Practical Implications

There are both theoretical and practical implications for improving patient participation behavior among chronic ill patients. First, the mediating roles of health literacy, self-efficacy, and social support between disease knowledge and patient participation behavior in chronic ill patients were explored in this study. The mediation model suggests that a combined intervention of disease knowledge, health literacy, self-efficacy, and social support may be more effective in encouraging chronic ill patients to participate in their healthcare. Second, disease knowledge is critical for patient participation behavior among chronic ill patients. It is important to design targeted and feasible strategies to enhance disease knowledge. Disease-related knowledge education needs to align with the characteristics of chronic ill patients. The integration of multidisciplinary knowledge, such as risk factors, clinical medicine, and healthy lifestyles, can be regarded as a means to enhance the effectiveness of educational interventions. In the development of interventions aimed at enhancing disease knowledge, it is crucial to take into account patients’ health literacy capabilities. To optimize the effectiveness of these interventions, educational strategies for disease knowledge should be integrated with health literacy intervention strategies.

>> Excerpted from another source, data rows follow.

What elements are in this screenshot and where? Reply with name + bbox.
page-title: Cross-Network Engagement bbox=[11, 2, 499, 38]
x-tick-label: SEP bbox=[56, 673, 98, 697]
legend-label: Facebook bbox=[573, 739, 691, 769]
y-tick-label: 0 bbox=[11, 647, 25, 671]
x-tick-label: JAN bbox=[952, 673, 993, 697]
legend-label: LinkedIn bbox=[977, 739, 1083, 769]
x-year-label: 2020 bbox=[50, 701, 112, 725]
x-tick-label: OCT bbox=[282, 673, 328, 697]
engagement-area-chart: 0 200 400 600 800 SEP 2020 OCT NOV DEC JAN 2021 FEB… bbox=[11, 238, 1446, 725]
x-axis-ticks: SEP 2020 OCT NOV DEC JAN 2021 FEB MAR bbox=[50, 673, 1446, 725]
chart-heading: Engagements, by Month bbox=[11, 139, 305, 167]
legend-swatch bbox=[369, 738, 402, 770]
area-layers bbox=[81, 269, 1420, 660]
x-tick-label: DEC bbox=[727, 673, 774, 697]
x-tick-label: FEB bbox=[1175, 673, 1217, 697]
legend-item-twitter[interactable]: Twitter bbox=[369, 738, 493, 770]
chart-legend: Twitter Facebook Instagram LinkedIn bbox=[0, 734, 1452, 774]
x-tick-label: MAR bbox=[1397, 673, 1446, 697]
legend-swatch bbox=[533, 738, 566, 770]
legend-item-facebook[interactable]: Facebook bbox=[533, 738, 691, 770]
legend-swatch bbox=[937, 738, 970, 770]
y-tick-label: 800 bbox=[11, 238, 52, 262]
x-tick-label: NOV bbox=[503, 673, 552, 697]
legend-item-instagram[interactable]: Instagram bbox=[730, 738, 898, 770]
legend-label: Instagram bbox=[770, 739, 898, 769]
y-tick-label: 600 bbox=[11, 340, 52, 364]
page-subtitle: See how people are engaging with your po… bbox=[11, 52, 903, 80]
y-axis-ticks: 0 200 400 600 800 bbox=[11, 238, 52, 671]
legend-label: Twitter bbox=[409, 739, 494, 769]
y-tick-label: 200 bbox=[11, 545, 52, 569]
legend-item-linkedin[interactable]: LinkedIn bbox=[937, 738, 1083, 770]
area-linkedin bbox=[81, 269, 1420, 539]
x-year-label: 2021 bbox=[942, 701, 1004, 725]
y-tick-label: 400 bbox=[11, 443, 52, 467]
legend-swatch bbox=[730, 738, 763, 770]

Meanwhile, increasing self-efficacy level is an important measure to improve patient participation behavior in chronic ill patients. Self-efficacy intervention programs should be consistently conducted to enable chronic ill patients to participate more actively in their healthcare. Moreover, in addition to offering professional support, healthcare professionals should also raise awareness among family members (or friends) about the essential role of peer support. Lastly, as gender and economic inequality were identified as a potential barrier to patient participation in their healthcare in this study, healthcare professionals should pay special attention to female and economically disadvantaged patients.

Conclusion

This study identified the factors that affect patient participation behavior among chronic ill patients. The results showed that health literacy, self-efficacy, and social support were multiple mediators of the relationship between disease knowledge and patient participation behavior. To encourage patients to actively participate in their healthcare, disease-related knowledge education from health professionals is crucial. In particular, the results showed that health literacy had a significant effect on patient participation behavior, indicating that higher levels of health literacy are associated with higher levels of participation in healthcare. Therefore, educational interventions should be designed to align content and delivery methods with each patient’s health literacy capabilities. Simultaneously, considering the influence of social support and self-efficacy on patient participation behavior, healthcare professionals should implement interventions designed to enhance patients’ self-efficacy and provide professional support. Additionally, they should also strive to raise awareness among family members and friends about the critical role of peer support. Lastly, during the intervention process, healthcare professionals should pay more attention to female and economically disadvantaged patients.

Data Sharing Statement

The raw data supporting the conclusions of this article will be made available by the corresponding author on request.

Ethics Statement

This study was conducted in accordance with the Declaration of Helsinki, and approved by the Ethics Committee of The First People’s Hospital of Lin’an District (ethics review document number: Research Ethics Review No. 19, 2023).

Funding

This study was supported by Agricultural and Social Development Research Guidance Project of Lin’an District (2022Y12) and Hospital-level project of The First People’s Hospital of Lin’an District (LY2024003K).

Disclosure

The authors report no conflicts of interest in this work.